The annual report announced Snakk had scrapped plans for an ASX listing, will move over to the NXT market soon, and plans to raise more money from shareholders.

It also showed founder Derek Handley, who remains chairman, took a large pay cut last year, which may indicate concerns over free cashflow and burn rate. His remuneration was reduced from $125,000 in 2014 to $87,500 in 2015.

NBR put a number of questions to Mr Handley and company chief executive Mark Ryan. Mr Handley referred NBR to the company’s PR person, who indicated both men were overseas but a response would be forthcoming.

But instead of answering the questions, it released the below response to the stock market.

RAW DATA:

Snakk Annual Report Statement: Nothing to See Here

11:34am, 4 Aug 2015 | S/HOLDER

SNK: MARKET UPDATE 
4 August 2015 
Dear Shareholders,

Annual Report Statement: Nothing to See Here

In response to articles published yesterday the board would like to issue a trading update. Snakk traded ahead of budgeted EBITDA for the quarter ending 30 June 2015, and as of today has over $1.6m cash on hand. Snakk also has an un-utilised debt facility of $1.3m and no bank debt. In fact our cash burn for the June quarter was the lowest it has ever been.

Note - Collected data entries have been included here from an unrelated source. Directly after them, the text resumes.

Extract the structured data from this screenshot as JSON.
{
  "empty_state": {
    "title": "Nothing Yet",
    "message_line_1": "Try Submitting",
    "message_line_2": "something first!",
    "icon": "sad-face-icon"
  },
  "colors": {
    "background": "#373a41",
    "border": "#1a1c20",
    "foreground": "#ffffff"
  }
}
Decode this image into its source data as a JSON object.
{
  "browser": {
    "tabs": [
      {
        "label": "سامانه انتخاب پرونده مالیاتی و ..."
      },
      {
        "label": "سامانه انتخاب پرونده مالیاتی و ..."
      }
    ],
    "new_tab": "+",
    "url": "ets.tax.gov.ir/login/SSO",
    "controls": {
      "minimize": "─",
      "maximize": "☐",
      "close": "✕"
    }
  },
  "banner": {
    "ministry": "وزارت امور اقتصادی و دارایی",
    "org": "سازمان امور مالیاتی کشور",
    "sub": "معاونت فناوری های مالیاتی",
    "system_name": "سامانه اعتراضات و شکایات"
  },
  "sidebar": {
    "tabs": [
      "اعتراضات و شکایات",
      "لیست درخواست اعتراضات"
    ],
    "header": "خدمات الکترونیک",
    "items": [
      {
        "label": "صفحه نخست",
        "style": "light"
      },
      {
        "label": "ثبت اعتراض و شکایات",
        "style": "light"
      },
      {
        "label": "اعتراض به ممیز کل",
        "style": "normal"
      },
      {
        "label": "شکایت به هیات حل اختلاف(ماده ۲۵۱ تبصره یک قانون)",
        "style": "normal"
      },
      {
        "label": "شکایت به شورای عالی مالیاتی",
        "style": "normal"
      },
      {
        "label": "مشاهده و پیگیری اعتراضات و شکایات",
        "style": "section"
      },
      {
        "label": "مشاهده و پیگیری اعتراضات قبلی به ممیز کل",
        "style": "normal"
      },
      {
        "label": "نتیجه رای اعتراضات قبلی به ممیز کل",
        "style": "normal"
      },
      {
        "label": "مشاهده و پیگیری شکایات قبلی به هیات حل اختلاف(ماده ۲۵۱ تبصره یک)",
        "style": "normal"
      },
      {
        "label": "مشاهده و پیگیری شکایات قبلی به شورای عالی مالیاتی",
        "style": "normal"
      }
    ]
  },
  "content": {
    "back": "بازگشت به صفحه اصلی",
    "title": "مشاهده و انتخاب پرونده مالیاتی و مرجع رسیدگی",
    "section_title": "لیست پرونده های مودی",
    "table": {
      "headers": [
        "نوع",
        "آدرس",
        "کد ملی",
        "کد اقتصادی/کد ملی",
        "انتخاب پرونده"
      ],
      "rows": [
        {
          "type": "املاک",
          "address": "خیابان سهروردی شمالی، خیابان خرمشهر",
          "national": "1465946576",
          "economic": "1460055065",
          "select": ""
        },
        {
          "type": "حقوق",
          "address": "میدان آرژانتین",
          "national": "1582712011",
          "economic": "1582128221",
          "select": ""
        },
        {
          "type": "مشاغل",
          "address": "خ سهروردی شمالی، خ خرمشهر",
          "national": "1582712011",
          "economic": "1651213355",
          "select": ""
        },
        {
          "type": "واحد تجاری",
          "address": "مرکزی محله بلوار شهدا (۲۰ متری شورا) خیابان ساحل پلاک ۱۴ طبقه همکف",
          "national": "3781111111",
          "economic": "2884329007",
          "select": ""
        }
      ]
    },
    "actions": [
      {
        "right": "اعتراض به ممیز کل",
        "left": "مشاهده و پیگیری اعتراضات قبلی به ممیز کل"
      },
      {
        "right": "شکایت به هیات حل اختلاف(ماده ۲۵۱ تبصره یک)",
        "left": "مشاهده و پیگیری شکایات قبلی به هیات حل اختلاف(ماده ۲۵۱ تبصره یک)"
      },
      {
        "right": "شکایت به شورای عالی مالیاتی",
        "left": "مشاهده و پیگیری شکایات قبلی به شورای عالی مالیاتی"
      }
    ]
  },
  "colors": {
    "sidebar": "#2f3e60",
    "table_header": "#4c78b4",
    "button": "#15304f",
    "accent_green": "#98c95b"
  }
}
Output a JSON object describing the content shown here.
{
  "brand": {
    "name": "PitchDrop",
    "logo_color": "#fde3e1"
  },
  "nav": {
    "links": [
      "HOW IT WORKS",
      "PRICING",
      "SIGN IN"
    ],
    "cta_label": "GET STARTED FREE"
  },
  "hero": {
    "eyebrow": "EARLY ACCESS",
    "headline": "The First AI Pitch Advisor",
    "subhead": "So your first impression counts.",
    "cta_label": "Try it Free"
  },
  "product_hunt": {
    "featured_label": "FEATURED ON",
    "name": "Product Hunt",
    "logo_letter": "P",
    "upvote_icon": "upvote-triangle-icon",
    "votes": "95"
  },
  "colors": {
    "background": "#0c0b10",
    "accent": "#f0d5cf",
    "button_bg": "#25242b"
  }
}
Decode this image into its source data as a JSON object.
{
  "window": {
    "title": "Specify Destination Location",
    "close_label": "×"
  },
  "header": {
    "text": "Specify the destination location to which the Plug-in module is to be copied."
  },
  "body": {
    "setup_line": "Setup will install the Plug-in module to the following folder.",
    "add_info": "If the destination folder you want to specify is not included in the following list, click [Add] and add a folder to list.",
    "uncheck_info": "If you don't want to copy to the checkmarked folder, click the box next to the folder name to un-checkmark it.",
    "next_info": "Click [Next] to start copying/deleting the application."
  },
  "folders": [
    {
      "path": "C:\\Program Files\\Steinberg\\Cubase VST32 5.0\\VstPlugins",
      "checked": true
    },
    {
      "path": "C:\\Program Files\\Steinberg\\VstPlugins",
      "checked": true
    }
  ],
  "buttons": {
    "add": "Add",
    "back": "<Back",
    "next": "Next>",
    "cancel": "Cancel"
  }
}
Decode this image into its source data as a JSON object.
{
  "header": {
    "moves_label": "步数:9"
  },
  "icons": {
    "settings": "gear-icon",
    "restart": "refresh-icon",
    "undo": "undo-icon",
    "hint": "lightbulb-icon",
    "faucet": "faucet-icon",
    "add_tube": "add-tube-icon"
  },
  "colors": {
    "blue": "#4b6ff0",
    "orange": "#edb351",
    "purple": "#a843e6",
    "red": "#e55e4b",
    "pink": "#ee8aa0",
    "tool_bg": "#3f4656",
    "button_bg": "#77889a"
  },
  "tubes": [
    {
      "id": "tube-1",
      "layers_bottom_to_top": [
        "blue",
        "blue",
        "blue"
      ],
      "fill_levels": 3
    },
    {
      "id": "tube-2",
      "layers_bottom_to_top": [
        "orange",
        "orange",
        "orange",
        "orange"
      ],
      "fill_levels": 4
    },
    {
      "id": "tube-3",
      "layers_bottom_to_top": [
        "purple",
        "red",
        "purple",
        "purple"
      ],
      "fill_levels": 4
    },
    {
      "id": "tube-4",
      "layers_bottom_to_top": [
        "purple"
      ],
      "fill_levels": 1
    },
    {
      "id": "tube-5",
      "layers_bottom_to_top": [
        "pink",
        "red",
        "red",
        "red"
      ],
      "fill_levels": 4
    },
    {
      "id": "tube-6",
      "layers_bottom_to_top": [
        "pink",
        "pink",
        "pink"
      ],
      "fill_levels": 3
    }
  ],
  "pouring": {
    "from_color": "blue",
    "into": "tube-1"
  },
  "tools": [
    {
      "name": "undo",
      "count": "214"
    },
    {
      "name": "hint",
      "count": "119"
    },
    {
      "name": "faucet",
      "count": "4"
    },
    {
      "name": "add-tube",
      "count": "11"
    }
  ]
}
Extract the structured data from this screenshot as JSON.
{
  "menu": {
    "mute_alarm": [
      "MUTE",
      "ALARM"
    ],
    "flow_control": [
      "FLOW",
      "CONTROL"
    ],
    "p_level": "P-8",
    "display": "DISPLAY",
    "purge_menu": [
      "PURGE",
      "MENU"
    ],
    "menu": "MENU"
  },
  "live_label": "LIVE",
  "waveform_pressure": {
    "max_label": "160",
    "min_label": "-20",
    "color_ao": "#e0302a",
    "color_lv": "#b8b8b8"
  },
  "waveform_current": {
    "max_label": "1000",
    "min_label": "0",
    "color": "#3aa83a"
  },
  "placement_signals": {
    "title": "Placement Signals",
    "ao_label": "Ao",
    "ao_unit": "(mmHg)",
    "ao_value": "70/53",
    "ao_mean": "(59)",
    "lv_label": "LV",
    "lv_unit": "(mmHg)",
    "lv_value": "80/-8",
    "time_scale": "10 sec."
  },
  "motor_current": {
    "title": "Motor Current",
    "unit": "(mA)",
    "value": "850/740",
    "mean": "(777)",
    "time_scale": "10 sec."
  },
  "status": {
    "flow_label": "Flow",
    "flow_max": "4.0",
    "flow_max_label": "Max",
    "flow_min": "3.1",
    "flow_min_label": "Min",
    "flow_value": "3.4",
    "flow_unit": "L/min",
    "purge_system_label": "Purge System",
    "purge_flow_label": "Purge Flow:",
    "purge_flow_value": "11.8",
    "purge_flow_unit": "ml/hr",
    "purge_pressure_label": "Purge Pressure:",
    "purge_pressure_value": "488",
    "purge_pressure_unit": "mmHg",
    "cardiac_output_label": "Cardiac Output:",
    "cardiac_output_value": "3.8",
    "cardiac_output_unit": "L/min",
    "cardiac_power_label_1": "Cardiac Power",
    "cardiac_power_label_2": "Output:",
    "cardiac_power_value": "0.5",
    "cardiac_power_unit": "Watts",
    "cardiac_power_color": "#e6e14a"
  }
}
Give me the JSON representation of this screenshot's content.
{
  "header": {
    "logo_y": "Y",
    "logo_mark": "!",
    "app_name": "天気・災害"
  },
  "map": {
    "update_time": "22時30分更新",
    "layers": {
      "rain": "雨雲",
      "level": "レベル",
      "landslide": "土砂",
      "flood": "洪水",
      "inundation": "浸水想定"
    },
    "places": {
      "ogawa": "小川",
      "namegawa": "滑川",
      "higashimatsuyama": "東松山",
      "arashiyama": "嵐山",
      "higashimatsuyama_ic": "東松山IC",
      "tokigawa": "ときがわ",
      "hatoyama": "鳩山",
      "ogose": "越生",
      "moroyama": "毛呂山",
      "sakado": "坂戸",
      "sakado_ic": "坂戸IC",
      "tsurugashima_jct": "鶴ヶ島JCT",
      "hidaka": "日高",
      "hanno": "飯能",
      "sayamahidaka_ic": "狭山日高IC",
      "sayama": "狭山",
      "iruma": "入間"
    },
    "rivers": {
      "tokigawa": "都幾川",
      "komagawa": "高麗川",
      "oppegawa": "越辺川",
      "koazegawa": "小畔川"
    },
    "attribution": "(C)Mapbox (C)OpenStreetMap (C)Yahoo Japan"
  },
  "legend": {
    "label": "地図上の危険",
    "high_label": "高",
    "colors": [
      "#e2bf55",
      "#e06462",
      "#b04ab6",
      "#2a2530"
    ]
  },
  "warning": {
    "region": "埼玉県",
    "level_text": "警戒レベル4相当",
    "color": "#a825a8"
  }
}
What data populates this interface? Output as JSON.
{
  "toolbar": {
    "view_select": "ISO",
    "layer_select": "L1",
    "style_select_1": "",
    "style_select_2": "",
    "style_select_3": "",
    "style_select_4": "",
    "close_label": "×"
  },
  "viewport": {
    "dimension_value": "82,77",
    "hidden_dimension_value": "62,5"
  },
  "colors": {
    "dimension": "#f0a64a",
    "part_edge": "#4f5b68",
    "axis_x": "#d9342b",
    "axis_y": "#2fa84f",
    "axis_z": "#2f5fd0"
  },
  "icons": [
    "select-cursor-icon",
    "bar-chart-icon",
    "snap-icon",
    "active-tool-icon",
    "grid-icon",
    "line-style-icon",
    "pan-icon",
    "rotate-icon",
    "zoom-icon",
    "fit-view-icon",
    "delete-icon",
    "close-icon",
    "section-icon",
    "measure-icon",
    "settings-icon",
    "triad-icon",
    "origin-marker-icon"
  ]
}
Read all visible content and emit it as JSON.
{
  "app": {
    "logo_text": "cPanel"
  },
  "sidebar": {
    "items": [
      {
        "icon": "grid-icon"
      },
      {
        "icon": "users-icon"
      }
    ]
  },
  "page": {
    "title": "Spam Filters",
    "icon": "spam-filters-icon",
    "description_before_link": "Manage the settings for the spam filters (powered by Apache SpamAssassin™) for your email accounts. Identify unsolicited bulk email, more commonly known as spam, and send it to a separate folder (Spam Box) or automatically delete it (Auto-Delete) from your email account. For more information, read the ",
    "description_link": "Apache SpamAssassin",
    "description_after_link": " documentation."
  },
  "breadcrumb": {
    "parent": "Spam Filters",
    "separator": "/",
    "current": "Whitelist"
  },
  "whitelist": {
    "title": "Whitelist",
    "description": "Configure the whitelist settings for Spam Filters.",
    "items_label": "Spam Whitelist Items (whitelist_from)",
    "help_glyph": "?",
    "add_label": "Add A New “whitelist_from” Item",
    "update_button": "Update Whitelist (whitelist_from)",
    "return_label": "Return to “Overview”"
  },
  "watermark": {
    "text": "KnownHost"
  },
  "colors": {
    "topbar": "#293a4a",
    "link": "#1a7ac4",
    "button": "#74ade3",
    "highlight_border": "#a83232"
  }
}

Our new auditors Staples Rodway last week issued an unqualified opinion in relation to our financial statements for the year ending 31 March 2015, and correctly pointed out that Snakk needs to continue to achieve its budgeted revenue and gross margins to be a going concern.

Since 2013, Snakk has continually reiterated that it would at some point need to raise further capital, as do many high growth startups. This remains the case. However as our margins and performance against budget have continued to improve, the need for this continues to be reduced rather than increase. We will continue to keep the market informed as we progress on plans for capital raising. 
As always, we thank you for your support.